Google is now striking back at Microsoft over a lawsuit the company filed in July against the U.S. Customs and Border Protection agency. Google is asking a judge to throw out the lawsuit because it feels Microsoft went after the wrong group in the latest chapter of the long standing patent battle between the folks at Redmond and Google's subsidiary Motorola Mobility.
Microsoft's original lawsuit centered on what happened after a May 2012 ruling by the U.S. International Trade Commission that banned some Motorola phones from being imported to the US. The ITC ruled that the phones contained software that violated a patent owned by Microsoft. In July, Microsoft claimed that Google held secret meetings with U.S. Customs officials after the ITC decision and as a result, the government agency allowed those Motorola phones to continue to be imported into the US.

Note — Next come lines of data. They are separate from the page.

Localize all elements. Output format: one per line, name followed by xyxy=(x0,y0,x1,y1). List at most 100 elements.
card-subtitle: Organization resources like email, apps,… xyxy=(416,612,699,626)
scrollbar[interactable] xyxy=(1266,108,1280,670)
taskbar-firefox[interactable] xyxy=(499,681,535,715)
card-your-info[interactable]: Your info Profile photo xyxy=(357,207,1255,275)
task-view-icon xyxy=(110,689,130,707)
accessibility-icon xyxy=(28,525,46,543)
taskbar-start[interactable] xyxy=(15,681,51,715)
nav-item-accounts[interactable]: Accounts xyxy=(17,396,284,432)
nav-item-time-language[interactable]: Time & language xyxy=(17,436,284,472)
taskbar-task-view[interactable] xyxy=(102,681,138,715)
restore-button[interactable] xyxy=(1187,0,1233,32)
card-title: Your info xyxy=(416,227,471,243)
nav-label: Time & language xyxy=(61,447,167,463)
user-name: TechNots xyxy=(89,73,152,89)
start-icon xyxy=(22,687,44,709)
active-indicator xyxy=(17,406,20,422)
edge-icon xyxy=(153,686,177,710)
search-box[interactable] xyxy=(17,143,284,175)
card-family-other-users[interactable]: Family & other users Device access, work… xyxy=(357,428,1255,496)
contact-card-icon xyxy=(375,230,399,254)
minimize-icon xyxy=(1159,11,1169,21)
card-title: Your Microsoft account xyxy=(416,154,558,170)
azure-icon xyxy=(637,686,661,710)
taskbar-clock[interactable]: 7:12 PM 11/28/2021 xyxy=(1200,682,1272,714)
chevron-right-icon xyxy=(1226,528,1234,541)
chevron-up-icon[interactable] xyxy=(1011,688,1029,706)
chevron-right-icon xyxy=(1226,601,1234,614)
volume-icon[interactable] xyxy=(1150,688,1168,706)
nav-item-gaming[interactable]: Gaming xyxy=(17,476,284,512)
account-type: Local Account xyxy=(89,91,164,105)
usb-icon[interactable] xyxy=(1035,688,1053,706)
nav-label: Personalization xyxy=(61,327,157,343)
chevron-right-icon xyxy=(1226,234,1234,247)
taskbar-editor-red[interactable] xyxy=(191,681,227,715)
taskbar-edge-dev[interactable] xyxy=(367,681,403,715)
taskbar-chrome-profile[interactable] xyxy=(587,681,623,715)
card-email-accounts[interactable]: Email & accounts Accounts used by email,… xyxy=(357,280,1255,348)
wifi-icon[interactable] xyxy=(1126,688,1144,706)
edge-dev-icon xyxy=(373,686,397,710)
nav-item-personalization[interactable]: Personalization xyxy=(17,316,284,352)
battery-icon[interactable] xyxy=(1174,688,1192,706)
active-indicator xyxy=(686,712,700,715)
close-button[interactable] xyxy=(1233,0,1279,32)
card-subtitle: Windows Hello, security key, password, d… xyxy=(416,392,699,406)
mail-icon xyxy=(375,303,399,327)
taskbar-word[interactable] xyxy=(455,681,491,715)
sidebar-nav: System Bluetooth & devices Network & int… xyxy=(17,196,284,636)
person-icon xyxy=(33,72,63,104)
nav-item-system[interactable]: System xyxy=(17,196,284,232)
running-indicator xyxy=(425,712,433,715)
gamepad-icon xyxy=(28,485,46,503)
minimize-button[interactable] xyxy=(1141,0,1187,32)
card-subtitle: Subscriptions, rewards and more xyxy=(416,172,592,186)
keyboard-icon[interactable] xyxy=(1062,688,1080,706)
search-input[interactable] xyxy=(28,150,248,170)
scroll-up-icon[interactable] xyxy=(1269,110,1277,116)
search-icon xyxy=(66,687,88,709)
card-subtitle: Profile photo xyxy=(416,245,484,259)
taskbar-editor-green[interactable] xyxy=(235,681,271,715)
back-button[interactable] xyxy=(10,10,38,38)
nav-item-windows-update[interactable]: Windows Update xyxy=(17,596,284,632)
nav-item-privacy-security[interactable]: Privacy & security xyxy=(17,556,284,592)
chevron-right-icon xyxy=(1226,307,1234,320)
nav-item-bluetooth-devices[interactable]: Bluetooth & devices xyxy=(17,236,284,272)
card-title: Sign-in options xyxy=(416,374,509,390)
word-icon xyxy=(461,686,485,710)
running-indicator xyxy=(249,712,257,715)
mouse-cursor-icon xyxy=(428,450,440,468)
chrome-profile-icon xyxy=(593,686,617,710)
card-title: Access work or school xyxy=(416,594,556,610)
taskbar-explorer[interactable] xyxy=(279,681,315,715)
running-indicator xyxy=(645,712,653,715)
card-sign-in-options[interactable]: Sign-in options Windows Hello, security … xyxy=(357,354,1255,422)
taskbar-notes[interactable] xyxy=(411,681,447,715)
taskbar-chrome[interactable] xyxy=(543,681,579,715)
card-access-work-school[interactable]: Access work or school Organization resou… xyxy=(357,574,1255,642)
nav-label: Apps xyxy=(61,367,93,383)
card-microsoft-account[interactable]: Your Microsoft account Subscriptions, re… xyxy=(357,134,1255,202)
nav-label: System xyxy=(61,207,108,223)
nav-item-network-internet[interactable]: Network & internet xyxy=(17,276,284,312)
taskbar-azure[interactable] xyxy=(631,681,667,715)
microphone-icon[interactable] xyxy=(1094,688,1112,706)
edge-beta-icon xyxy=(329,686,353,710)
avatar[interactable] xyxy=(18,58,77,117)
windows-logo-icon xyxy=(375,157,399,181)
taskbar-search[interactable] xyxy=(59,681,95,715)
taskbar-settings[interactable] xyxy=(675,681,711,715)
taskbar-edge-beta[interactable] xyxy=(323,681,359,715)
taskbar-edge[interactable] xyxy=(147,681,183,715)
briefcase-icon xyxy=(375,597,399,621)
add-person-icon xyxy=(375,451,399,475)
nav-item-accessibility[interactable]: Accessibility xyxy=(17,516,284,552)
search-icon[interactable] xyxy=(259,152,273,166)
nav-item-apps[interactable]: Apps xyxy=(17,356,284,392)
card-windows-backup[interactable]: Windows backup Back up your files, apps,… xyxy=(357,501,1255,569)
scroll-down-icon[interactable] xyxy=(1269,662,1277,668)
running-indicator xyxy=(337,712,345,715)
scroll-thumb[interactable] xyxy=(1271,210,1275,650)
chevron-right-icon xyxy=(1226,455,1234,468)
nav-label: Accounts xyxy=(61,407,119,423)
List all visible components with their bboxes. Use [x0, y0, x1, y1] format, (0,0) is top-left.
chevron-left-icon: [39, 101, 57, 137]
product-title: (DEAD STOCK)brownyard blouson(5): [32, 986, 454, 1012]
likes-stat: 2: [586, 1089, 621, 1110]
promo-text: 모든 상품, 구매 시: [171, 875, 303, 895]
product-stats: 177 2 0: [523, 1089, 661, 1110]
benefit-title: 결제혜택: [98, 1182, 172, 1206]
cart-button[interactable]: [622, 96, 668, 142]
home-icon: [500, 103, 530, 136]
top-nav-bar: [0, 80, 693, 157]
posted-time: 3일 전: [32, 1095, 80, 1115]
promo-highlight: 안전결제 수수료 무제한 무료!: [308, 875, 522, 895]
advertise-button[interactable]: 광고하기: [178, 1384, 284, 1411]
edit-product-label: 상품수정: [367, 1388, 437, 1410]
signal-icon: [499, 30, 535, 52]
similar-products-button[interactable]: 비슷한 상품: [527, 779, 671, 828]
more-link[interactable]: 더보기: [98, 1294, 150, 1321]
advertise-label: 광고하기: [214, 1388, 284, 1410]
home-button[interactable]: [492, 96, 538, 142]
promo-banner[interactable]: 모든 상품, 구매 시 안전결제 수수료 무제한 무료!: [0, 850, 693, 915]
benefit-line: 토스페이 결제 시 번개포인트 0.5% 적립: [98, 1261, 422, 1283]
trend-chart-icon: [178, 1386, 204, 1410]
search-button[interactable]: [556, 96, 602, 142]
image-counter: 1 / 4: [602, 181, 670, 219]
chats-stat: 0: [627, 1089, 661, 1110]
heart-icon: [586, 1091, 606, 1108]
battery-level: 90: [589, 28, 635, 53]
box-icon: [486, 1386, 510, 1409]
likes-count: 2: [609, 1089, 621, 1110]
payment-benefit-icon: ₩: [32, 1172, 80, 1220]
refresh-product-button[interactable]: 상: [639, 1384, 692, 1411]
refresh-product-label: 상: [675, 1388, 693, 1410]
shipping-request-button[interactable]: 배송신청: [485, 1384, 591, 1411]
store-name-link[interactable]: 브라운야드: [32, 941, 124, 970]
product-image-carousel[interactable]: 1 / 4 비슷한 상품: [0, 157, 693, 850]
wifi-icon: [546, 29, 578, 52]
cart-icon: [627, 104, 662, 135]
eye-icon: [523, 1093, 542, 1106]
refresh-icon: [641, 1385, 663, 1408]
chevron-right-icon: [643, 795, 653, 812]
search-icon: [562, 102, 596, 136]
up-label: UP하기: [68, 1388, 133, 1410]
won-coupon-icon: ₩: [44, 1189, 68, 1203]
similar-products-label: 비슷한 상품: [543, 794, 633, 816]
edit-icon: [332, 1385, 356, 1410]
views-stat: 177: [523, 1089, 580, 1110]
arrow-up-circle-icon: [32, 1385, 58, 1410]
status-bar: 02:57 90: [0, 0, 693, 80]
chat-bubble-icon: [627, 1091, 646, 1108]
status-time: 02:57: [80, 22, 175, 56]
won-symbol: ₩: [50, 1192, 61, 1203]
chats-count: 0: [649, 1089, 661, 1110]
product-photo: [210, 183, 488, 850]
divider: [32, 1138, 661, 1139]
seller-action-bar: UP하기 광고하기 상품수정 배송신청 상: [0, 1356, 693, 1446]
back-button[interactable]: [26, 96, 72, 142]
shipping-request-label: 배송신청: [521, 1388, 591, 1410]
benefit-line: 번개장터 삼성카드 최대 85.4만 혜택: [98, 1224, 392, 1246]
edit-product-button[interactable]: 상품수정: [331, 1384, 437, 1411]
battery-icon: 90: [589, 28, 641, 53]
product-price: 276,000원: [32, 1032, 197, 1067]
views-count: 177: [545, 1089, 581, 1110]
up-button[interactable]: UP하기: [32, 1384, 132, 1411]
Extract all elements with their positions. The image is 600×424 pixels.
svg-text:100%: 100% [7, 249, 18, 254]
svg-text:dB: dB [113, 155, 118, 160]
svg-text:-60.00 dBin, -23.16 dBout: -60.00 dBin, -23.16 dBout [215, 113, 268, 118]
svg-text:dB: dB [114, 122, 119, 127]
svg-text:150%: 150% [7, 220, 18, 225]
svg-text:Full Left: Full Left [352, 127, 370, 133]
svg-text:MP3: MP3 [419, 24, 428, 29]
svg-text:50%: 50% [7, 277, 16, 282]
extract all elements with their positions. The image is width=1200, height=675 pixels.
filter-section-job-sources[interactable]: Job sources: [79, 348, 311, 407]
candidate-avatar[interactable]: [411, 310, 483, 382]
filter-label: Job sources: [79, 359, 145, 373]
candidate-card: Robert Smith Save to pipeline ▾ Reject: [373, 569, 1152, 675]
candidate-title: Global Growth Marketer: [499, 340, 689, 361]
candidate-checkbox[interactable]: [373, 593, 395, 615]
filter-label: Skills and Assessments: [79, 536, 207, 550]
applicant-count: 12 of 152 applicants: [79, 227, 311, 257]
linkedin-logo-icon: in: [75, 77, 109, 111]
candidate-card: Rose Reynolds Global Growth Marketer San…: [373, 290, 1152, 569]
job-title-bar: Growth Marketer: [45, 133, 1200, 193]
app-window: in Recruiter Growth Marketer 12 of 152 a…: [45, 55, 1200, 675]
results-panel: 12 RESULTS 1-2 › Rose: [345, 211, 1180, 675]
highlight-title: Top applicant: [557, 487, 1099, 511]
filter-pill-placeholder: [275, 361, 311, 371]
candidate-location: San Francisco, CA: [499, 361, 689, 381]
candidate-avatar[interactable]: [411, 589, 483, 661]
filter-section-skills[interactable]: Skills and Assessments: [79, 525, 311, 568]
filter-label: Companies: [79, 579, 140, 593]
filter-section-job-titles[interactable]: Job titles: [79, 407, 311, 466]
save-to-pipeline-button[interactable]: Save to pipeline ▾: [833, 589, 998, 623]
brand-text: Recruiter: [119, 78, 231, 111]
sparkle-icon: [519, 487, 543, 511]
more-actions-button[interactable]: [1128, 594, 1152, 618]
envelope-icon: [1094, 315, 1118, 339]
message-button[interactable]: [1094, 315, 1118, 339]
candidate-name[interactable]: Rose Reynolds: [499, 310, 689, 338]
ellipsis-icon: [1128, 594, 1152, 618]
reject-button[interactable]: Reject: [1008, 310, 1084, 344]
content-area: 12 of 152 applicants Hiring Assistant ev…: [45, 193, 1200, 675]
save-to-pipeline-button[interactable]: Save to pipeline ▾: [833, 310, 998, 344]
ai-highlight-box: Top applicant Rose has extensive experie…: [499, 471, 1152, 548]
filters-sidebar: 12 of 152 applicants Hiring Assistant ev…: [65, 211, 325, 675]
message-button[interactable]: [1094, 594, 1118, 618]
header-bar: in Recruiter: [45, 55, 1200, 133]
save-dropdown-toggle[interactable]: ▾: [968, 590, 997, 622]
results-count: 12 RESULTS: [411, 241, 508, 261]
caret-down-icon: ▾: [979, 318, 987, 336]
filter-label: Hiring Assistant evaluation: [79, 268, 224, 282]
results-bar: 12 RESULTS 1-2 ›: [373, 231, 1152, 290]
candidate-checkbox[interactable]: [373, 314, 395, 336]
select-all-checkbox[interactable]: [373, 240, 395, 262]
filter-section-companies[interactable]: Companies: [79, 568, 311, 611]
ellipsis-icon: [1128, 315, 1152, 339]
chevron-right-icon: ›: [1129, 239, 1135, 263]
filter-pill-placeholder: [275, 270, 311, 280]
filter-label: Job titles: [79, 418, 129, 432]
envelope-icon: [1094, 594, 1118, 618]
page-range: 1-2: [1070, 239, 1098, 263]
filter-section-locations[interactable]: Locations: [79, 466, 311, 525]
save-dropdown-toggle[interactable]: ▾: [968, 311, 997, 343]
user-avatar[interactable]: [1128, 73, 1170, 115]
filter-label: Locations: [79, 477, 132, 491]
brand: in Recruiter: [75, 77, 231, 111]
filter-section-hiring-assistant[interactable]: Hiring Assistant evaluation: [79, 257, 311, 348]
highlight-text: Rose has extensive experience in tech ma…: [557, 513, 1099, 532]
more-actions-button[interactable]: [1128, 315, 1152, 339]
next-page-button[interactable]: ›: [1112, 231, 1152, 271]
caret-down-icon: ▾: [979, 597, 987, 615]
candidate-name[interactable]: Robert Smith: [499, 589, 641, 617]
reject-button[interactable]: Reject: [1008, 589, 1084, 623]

Bloomberg reports that in its request to throw out Microsoft's lawsuit, Google claims that they should have taken their case to the ITC and added that the lawsuit "entirely fails to establish entitlement to the extraordinary remedy of compelling government to action." Microsoft has not commented on this latest legal development.
Google has appealed the original ITC ruling concerning the smartphone ban, and Microsoft has also appealed the group's decision that the same smartphones did not infringe on four other patents held by the company. Both appeals will be heard in the U.S. Court of Appeals for the Federal Circuit in Washington on Tuesday, August 6th.